A guard model fine-tuned on entirely benign data can lose all safety alignment -- not through adversarial manipulation, but through standard domain specialization. We demonstrate this failure across three purpose-built safety classifiers -- LlamaGuard, WildGuard, and Granite Guardian -- deployed as protection layers in agentic AI pipelines, and show that it originates in the destruction of latent safety geometry: the structured harmful -- benign representational boundary that guides classification. We extract per-layer safety subspaces via SVD on class-conditional activation differences and track how this boundary evolves under benign fine-tuning. Granite Guardian undergoes complete collapse -- refusal rate drops from 85\% to 0\%, CKA falls to zero, and 100\% of outputs become ambiguous -- a severity exceeding prior findings on general-purpose LLMs, explained by the specialization hypothesis: concentrated safety representations are efficient but catastrophically brittle.
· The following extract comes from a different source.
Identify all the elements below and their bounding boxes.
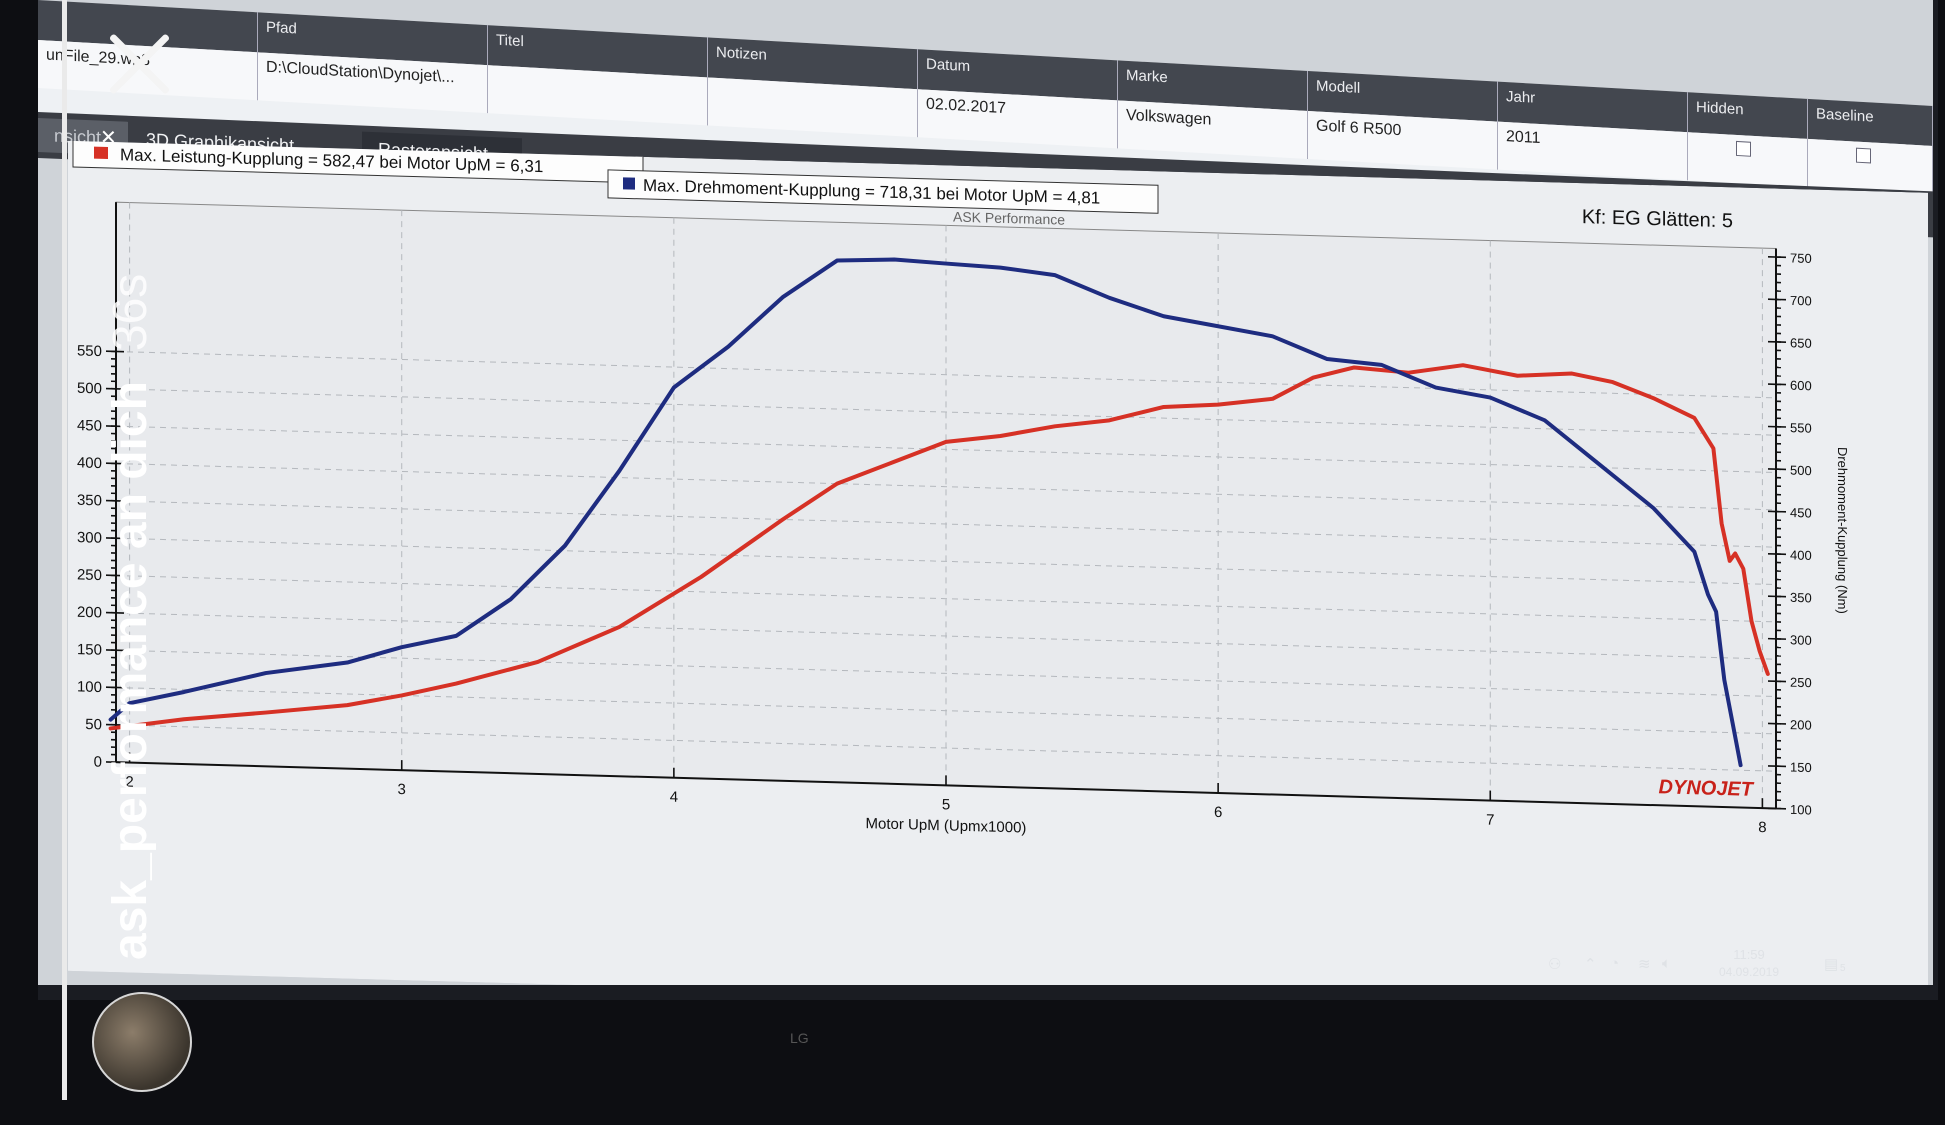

To mitigate this, we propose Fisher-Weighted Safety Subspace Regularization (FW-SSR), a training-time penalty combining (i) curvature-aware direction weights derived from diagonal Fisher information and (ii) an adaptive $λ_t$ that scales with task-safety gradient conflict. FW-SSR recovers 75\% refusal on Granite Guardian (CKA = 0.983) and reduces WildGuard's Attack Success Rate to 3.6\% -- below the unmodified baseline -- by actively sharpening the safety subspace rather than merely anchoring it. Across all three models, structural representational geometry (CKA, Fisher score) predicts safety behavior more reliably than absolute displacement metrics, establishing geometry-based monitoring as a necessary component of guard model evaluation in agentic deployments.